Although voters have opted to vote earlier than what's typically seen in Clackamas County, it could still be a few days until the picture becomes clear for many races, especially those local races with just a few thousands voters.
According to Jones, the elections division — which had to hire fewer temporary workers this year due to COVID-19 restrictions — can scan and process about 30,000 ballots per day. At the end of the day Monday, 137,292 ballots had been scanned.
Hall said that if an additional 30,000 ballots are scanned Tuesday for a total of around 167,000, that could leave another 100,000 ballots or so to be processed throughout the rest of this week.
That means the results released on election night could change significantly as more ballots are scanned throughout the week and potentially beyond.
Jones also noted that there are about 1,000 ballots with signature issues — most commonly a forgotten signature or a signature that doesn't match the voter's most recent registration file. The county sends a letter to these voters to inform them they have until Tuesday, Nov. 17, to certify their signature and have their ballot counted in the official results.
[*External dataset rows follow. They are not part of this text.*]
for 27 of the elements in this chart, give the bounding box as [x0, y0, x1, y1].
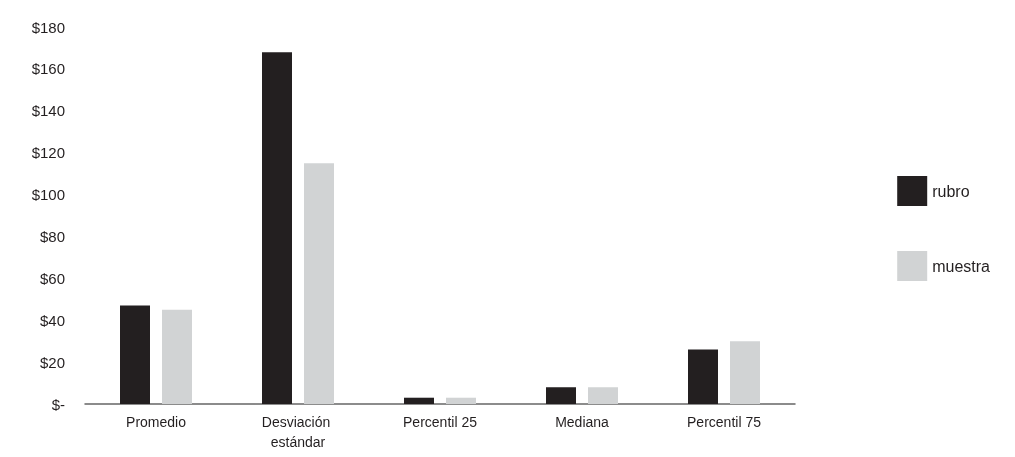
- x-tick-label: Promedio: [126, 414, 187, 430]
- bar: [588, 387, 618, 404]
- y-tick-label: $180: [31, 18, 65, 36]
- y-tick-label: $60: [39, 269, 65, 287]
- bar: [404, 397, 434, 404]
- y-tick-label: $140: [31, 102, 65, 120]
- bar: [688, 349, 718, 404]
- legend-label: rubro: [932, 182, 970, 200]
- y-tick-label: $160: [31, 60, 65, 78]
- bar: [446, 397, 476, 404]
- x-tick-label: Percentil 25: [403, 414, 478, 430]
- x-tick-label: Percentil 75: [687, 414, 762, 430]
- bar: [730, 341, 760, 404]
- y-tick-label: $120: [31, 144, 65, 162]
- y-tick-label: $20: [39, 353, 65, 371]
- bar: [304, 163, 334, 404]
- x-tick-label: Desviación estándar: [261, 414, 335, 450]
- y-tick-label: $40: [39, 311, 65, 329]
- bar: [262, 52, 292, 404]
- y-tick-label: $80: [39, 227, 65, 245]
- bar: [120, 305, 150, 404]
- y-tick-label: $100: [31, 186, 65, 204]
- y-tick-label: $-: [51, 395, 65, 413]
- bar: [162, 309, 192, 404]
- bar: [546, 387, 576, 404]
- x-tick-label: Mediana: [555, 414, 610, 430]
- legend-label: muestra: [932, 257, 991, 275]
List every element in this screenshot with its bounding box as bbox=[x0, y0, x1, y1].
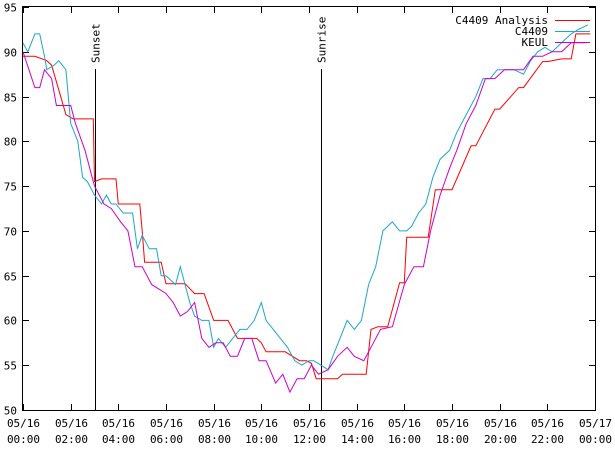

These ballots could be important if any county contests come down to a threshold within 1,000 votes.
Despite those 1,000 ballots with issues, Jones said, the county's signature rate is extremely good this election.
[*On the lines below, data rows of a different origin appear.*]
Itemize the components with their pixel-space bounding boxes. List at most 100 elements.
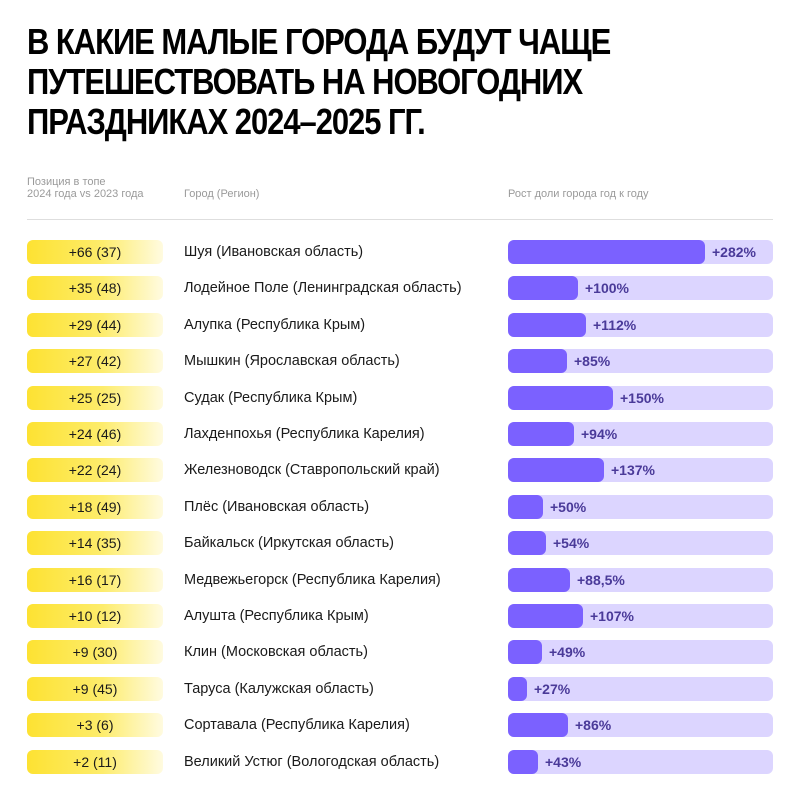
growth-value-label: +50% bbox=[550, 498, 587, 515]
column-header-position-line-2: 2024 года vs 2023 года bbox=[27, 188, 144, 200]
position-change-badge: +24 (46) bbox=[27, 422, 163, 446]
growth-bar-fill bbox=[508, 676, 527, 701]
position-change-badge: +35 (48) bbox=[27, 276, 163, 301]
city-name: Лодейное Поле (Ленинградская область) bbox=[184, 280, 462, 297]
city-name: Судак (Республика Крым) bbox=[184, 389, 358, 406]
growth-bar-fill bbox=[508, 713, 568, 738]
table-row: +9 (30) Клин (Московская область) +49% bbox=[0, 640, 800, 665]
title-line-3: праздниках 2024–2025 гг. bbox=[27, 101, 426, 142]
city-name: Железноводск (Ставропольский край) bbox=[184, 462, 440, 479]
growth-bar-fill bbox=[508, 276, 578, 301]
position-change-badge: +16 (17) bbox=[27, 567, 163, 592]
table-row: +25 (25) Судак (Республика Крым) +150% bbox=[0, 385, 800, 410]
column-header-city: Город (Регион) bbox=[184, 188, 260, 200]
position-change-badge: +9 (30) bbox=[27, 640, 163, 665]
header-divider bbox=[27, 219, 773, 220]
position-change-badge: +29 (44) bbox=[27, 312, 163, 337]
city-name: Байкальск (Иркутская область) bbox=[184, 535, 394, 552]
city-name: Лахденпохья (Республика Карелия) bbox=[184, 426, 425, 442]
city-name: Алупка (Республика Крым) bbox=[184, 316, 366, 333]
table-row: +18 (49) Плёс (Ивановская область) +50% bbox=[0, 494, 800, 519]
position-change-badge: +25 (25) bbox=[27, 385, 163, 410]
growth-bar-track: +107% bbox=[508, 604, 773, 628]
table-row: +35 (48) Лодейное Поле (Ленинградская обл… bbox=[0, 276, 800, 301]
position-change-badge: +2 (11) bbox=[27, 749, 163, 774]
growth-value-label: +112% bbox=[593, 316, 637, 333]
table-row: +29 (44) Алупка (Республика Крым) +112% bbox=[0, 312, 800, 337]
position-change-badge: +66 (37) bbox=[27, 240, 163, 264]
growth-value-label: +282% bbox=[712, 244, 756, 260]
growth-value-label: +43% bbox=[545, 753, 582, 770]
growth-bar-track: +86% bbox=[508, 713, 773, 738]
table-row: +27 (42) Мышкин (Ярославская область) +85% bbox=[0, 349, 800, 374]
growth-bar-track: +100% bbox=[508, 276, 773, 301]
city-name: Великий Устюг (Вологодская область) bbox=[184, 753, 440, 770]
column-header-growth: Рост доли города год к году bbox=[508, 188, 649, 200]
position-change-badge: +14 (35) bbox=[27, 531, 163, 556]
growth-bar-fill bbox=[508, 531, 546, 556]
position-change-badge: +3 (6) bbox=[27, 713, 163, 738]
growth-bar-track: +112% bbox=[508, 312, 773, 337]
growth-bar-track: +50% bbox=[508, 494, 773, 519]
city-name: Таруса (Калужская область) bbox=[184, 680, 374, 697]
city-name: Алушта (Республика Крым) bbox=[184, 608, 369, 624]
growth-value-label: +85% bbox=[574, 353, 611, 370]
growth-bar-fill bbox=[508, 494, 543, 519]
table-row: +14 (35) Байкальск (Иркутская область) +54… bbox=[0, 531, 800, 556]
growth-value-label: +94% bbox=[581, 426, 618, 442]
growth-value-label: +150% bbox=[620, 389, 664, 406]
growth-bar-fill bbox=[508, 240, 705, 264]
table-row: +66 (37) Шуя (Ивановская область) +282% bbox=[0, 240, 800, 264]
title-line-1: В какие малые города будут чаще bbox=[27, 21, 611, 62]
growth-bar-track: +282% bbox=[508, 240, 773, 264]
growth-bar-track: +49% bbox=[508, 640, 773, 665]
growth-value-label: +100% bbox=[585, 280, 629, 297]
growth-bar-fill bbox=[508, 422, 574, 446]
position-change-badge: +9 (45) bbox=[27, 676, 163, 701]
growth-bar-track: +137% bbox=[508, 458, 773, 483]
growth-bar-fill bbox=[508, 604, 583, 628]
city-name: Сортавала (Республика Карелия) bbox=[184, 717, 410, 734]
growth-bar-track: +85% bbox=[508, 349, 773, 374]
table-row: +24 (46) Лахденпохья (Республика Карелия)… bbox=[0, 422, 800, 446]
growth-value-label: +27% bbox=[534, 680, 571, 697]
table-row: +9 (45) Таруса (Калужская область) +27% bbox=[0, 676, 800, 701]
city-name: Мышкин (Ярославская область) bbox=[184, 353, 400, 370]
city-name: Медвежьегорск (Республика Карелия) bbox=[184, 571, 441, 588]
growth-bar-track: +94% bbox=[508, 422, 773, 446]
position-change-badge: +27 (42) bbox=[27, 349, 163, 374]
growth-bar-fill bbox=[508, 312, 586, 337]
city-name: Шуя (Ивановская область) bbox=[184, 244, 364, 260]
growth-bar-track: +54% bbox=[508, 531, 773, 556]
position-change-badge: +18 (49) bbox=[27, 494, 163, 519]
position-change-badge: +22 (24) bbox=[27, 458, 163, 483]
position-change-badge: +10 (12) bbox=[27, 604, 163, 628]
column-header-position: Позиция в топе 2024 года vs 2023 года bbox=[27, 176, 144, 200]
growth-bar-fill bbox=[508, 349, 567, 374]
city-name: Клин (Московская область) bbox=[184, 644, 368, 661]
growth-bar-fill bbox=[508, 567, 570, 592]
growth-bar-track: +88,5% bbox=[508, 567, 773, 592]
table-row: +3 (6) Сортавала (Республика Карелия) +86% bbox=[0, 713, 800, 738]
growth-value-label: +49% bbox=[549, 644, 586, 661]
title-line-2: путешествовать на новогодних bbox=[27, 61, 583, 102]
growth-bar-fill bbox=[508, 640, 542, 665]
table-row: +10 (12) Алушта (Республика Крым) +107% bbox=[0, 604, 800, 628]
column-header-position-line-1: Позиция в топе bbox=[27, 176, 106, 188]
city-name: Плёс (Ивановская область) bbox=[184, 498, 370, 515]
growth-bar-track: +43% bbox=[508, 749, 773, 774]
growth-bar-track: +150% bbox=[508, 385, 773, 410]
page-title: В какие малые города будут чаще путешест… bbox=[27, 22, 681, 142]
growth-value-label: +86% bbox=[575, 717, 612, 734]
growth-bar-fill bbox=[508, 458, 604, 483]
growth-bar-fill bbox=[508, 385, 613, 410]
table-row: +2 (11) Великий Устюг (Вологодская област… bbox=[0, 749, 800, 774]
table-row: +16 (17) Медвежьегорск (Республика Карели… bbox=[0, 567, 800, 592]
growth-bar-fill bbox=[508, 749, 538, 774]
growth-bar-track: +27% bbox=[508, 676, 773, 701]
table-row: +22 (24) Железноводск (Ставропольский кра… bbox=[0, 458, 800, 483]
growth-value-label: +107% bbox=[590, 608, 634, 624]
growth-value-label: +88,5% bbox=[577, 571, 625, 588]
growth-value-label: +137% bbox=[611, 462, 655, 479]
growth-value-label: +54% bbox=[553, 535, 590, 552]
"There's been a lot of attention on the fact that voters need to sign their ballot envelope and with their normal signature that matches their voter registration card," he said. "So right now, our combined total of signature issues is less than .5%, so less than half of 1% of the ballots received have had signature issues."
Jones also took a moment to address some concern his office has heard from the public regarding the security of ballot boxes.
He explained that the process of collecting ballots involves two experienced election workers who are matched up with a partner of a different political affiliation.
When these two-person teams arrive at a ballot box, they unlock the door and work together to empty all those ballots from the dropbox into a transport box. They seal those transport boxes with numbered security tags given to them by the county elections office at the beginning of each run. When those teams get back to the office, workers verify the security tags, and they can receive those ballots for reception and processing with signature verification.
Jones said that county elections was lucky to have a test run of holding an election with the May primary rather than trying to adapt to a pandemic in the middle of a general election. The biggest change, according to Jones, is that they're operating with fewer people due to physical distancing requirements
"Really, vote-by-mail lends itself pretty well to operating in a pandemic," he said. "For (our workers), it's just kind of that slow and steady pace they're going through and constantly be reminded that we are in a pandemic so they need to be following those safety protocols and continuing to work slowly and carefully."
For more information or to read a comprehensive elections FAQ prepared by the county elections division, visit their website at www.Clackamas.us/elections. Voters looking to confirm their ballot has been received can do so by visiting www.oregonvotes.gov/myvote.
Ballots are due at your local ballot dropbox by 8 p.m. tonight.